Stop the bleed

Stop the Bleed

Why is it important to know about Stop the Bleed? Do you own a gun? Know someone who owns a gun? Do you drive a car? Use a knife? Are you on a blood thinner (anticoagulant)? Know someone on a blood thinner? Then this blog post is for you!  

  • According to the website Gun Violence Archive, 656 mass shootings occurred in 2023. As of January 2022, there were 393 million civilian-owned guns.
  • The National Highway and Safety Administration reported 2020 data that over 5 million accidents resulted in over 2.28 million injuries and 38,824 deaths.
  • There are 350,000 kitchen knife accidents per year.
  • In addition, with the aging of the American population, an increasing number of patients suffer from irregular heart beats such as atrial fibrillation placing them at increased risk of stroke. These patients with arrhythmias often take a blood thinner (anticoagulant) to prevent stroke. Pradaxa, Eliquis, Xarelto, Coumadin and Lixiana are common brand names. You may also be on a blood thinner if you have had a blood clot in the leg, arm or lung in the past.

Stop the bleed

So, more mass shootings, more guns and more patients on blood thinners. What does this equal? A need for the layperson to know the proper way to “Stop the Bleed.” Obviously, this knowledge may also come in handy if you are the first person on the scene of a car accident, kitchen accident, or dog bite. So, let’s take a look! 

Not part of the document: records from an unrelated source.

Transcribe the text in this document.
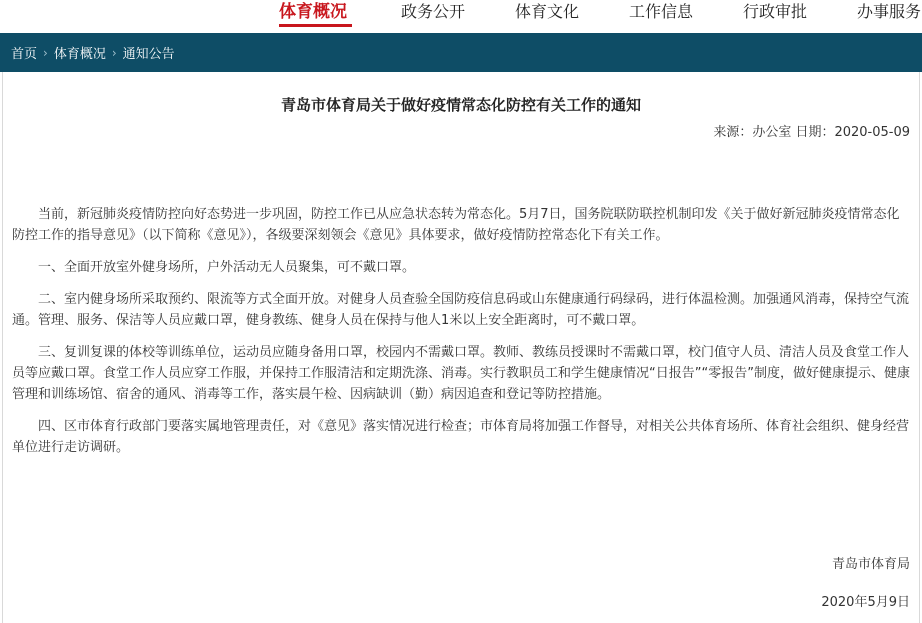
体育概况	政务公开	体育文化	工作信息	行政审批	办事服务
首页 › 体育概况 › 通知公告
青岛市体育局关于做好疫情常态化防控有关工作的通知
来源：办公室 日期：2020-05-09

当前，新冠肺炎疫情防控向好态势进一步巩固，防控工作已从应急状态转为常态化。5月7日，国务院联防联控机制印发《关于做好新冠肺炎疫情常态化防控工作的指导意见》（以下简称《意见》），各级要深刻领会《意见》具体要求，做好疫情防控常态化下有关工作。

一、全面开放室外健身场所，户外活动无人员聚集，可不戴口罩。

二、室内健身场所采取预约、限流等方式全面开放。对健身人员查验全国防疫信息码或山东健康通行码绿码，进行体温检测。加强通风消毒，保持空气流通。管理、服务、保洁等人员应戴口罩，健身教练、健身人员在保持与他人1米以上安全距离时，可不戴口罩。

三、复训复课的体校等训练单位，运动员应随身备用口罩，校园内不需戴口罩。教师、教练员授课时不需戴口罩，校门值守人员、清洁人员及食堂工作人员等应戴口罩。食堂工作人员应穿工作服，并保持工作服清洁和定期洗涤、消毒。实行教职员工和学生健康情况“日报告”“零报告”制度，做好健康提示、健康管理和训练场馆、宿舍的通风、消毒等工作，落实晨午检、因病缺训（勤）病因追查和登记等防控措施。

四、区市体育行政部门要落实属地管理责任，对《意见》落实情况进行检查；市体育局将加强工作督导，对相关公共体育场所、体育社会组织、健身经营单位进行走访调研。

青岛市体育局
2020年5月9日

Following the Iraq and Afghanistan wars and the Sandy Hook shooting in 2012, a group of trauma surgeons and emergency medicine physicians, in conjunction with the Department of Defense, developed a program that could be taught to the layperson first responder to help prevent death from blood loss. Based on their review of who survived or did not survive transport from the battlefield and in the community, the group discovered that simple steps-including the appropriate use of tourniquets-can save lives.  

The Stop the Bleed program involves a straight-forward on-line course that takes less than 60 minutes and an in-person, skill testing sequence where you show your practical knowledge. This USA Today article describes a teenage first responder saving his neighbor using knowledge from the course. 

So, you have just witnessed and accident and see a lot of blood. What should you do? Just like if you see someone who has stopped breathing or looks like their heart has stopped beating, you take the same steps before you start CPR (Cardiopulmonary Resuscitation). Recognize that someone is in need. You see blood; blood spurting or pooling. Is the person lying down? Are they breathing? Talking?

  • Check to make sure that you are safe. 
  • Call 911 or direct another bystander to call 911. 
  • Explain to the operator where you are and why you are calling. 
  • (If you have gloves, put ‘em on!) 
  • Grab a sterile gauze, a towel, or a t-shirt and apply pressure for at least 5 minutes. 
  • Meanwhile, scan the body to see if there are any other sites of bleeding. 
  • Do not remove the dressing if it becomes soaked, apply additional dressings and pressure. (This may be painful to the person, that’s expected)
  • If the bleeding is continuing AND and you have a tourniquet, apply the tourniquet 2-3 inches above the site of bleeding and AWAY from any joint.  
  • If the bleeding continues, you may apply a second tourniquet 2 inches above the previous one.  
  • Use a tourniquet ONLY on the arms or legs. (Note the time that you applied the tourniquet).
  • If there is bleeding on the head, neck, chest or abdomen, apply direct pressure ONLY. 

The Stop the Bleed website explains which tourniquets are approved by the American College of Surgeons. Unfortunately, the shop on the website was not working when I checked it last. However, you can locate many options on Amazon or the American Cross website

Last week, we talked about the importance of donating blood. Trauma is a very common reason why people may need a blood transfusion. Surgeons and Emergency Medicine Physicians often refer to the first 60 minutes after a traumatic event as the “Golden Hour.”  (Although photographers may also use this term for the hour after sunrise or before sunset, it does not mean the same thing here.) Helping someone “Stop the Bleed” may decrease their need for a blood transfusion and increase their chance of survival! So, if you have some free time, take the online class and look for an in-person class here. You never know when you may be called upon to help in an emergency. And as Louis Pasteur said, “Luck favors the prepared mind!”.



The information in this blog is provided as an information and educational resource only. It is not to be used or relied upon for diagnostic or treatment purposes.

The blog does not represent or guarantee that its information is applicable to a specific patient’s care or treatment. The educational content in this blog is not to be interpreted as medical advice from any of the authors or contributors. It is not to be used as a substitute for treatment or advice from a practicing physician or other healthcare professional.